Koch M O, Brandell R A, Lin D, Smith J A
Department of Urology, Vanderbilt University Medical Center, Nashville, Tennessee 37232-2765.
J Urol. 1994 Oct;152(4):1178-9. doi: 10.1016/s0022-5347(17)32532-6.
We reviewed 109 consecutive patients undergoing radical retropubic prostatectomy to determine the effect of intermittent pneumatic compression devices on intraoperative blood loss. Sequential compression devices were used intraoperatively and perioperatively in 86 patients, while 23 underwent surgery without these devices. There were no identifiable selection factors between the 2 groups. Median intraoperative blood loss was 885 cc without sequential compression devices and 800 cc when they were used.
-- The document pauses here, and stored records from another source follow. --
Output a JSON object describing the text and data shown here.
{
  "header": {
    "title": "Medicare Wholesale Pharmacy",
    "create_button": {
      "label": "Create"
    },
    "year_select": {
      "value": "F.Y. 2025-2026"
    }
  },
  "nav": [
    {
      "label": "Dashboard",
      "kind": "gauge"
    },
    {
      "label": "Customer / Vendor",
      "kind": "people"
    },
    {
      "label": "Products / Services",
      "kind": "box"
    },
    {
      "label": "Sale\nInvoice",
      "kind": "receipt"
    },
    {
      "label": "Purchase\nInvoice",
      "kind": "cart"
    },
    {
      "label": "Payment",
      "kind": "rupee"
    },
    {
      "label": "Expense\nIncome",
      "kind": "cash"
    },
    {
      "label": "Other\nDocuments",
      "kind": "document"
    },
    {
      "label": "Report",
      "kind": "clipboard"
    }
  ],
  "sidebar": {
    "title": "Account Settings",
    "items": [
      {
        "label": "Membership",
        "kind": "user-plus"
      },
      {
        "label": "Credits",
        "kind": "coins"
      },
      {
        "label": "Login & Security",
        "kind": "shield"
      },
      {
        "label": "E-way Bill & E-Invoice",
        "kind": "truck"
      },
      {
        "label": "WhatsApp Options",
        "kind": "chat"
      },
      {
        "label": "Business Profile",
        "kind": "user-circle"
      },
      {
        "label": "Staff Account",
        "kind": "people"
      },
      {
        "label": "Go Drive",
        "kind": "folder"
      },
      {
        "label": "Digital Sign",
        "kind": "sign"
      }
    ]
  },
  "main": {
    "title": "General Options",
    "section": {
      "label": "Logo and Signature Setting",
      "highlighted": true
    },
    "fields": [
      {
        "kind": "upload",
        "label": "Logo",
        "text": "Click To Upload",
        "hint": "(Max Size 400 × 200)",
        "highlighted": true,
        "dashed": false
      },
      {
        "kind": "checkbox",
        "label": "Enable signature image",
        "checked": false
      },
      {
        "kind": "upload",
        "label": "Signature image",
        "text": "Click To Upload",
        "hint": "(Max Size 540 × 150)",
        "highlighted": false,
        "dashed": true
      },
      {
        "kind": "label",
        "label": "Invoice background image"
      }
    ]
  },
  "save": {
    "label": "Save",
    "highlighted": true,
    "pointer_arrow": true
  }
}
These results are at odds with previous reports in the urological literature and suggest that anatomical control of the dorsal vein complex negates any potential influence of sequential compression devices on blood loss during radical prostatectomy.
我们回顾了109例连续接受耻骨后根治性前列腺切除术的患者,以确定间歇性气动压迫装置对术中失血的影响。86例患者在术中和围手术期使用了序贯压迫装置,而23例患者在没有这些装置的情况下接受了手术。两组之间没有可识别的选择因素。在不使用序贯压迫装置时,术中失血量中位数为885毫升,使用时为800毫升。这些结果与泌尿外科文献中的先前报道不一致,提示在根治性前列腺切除术中,对背静脉复合体的解剖控制消除了序贯压迫装置对失血的任何潜在影响。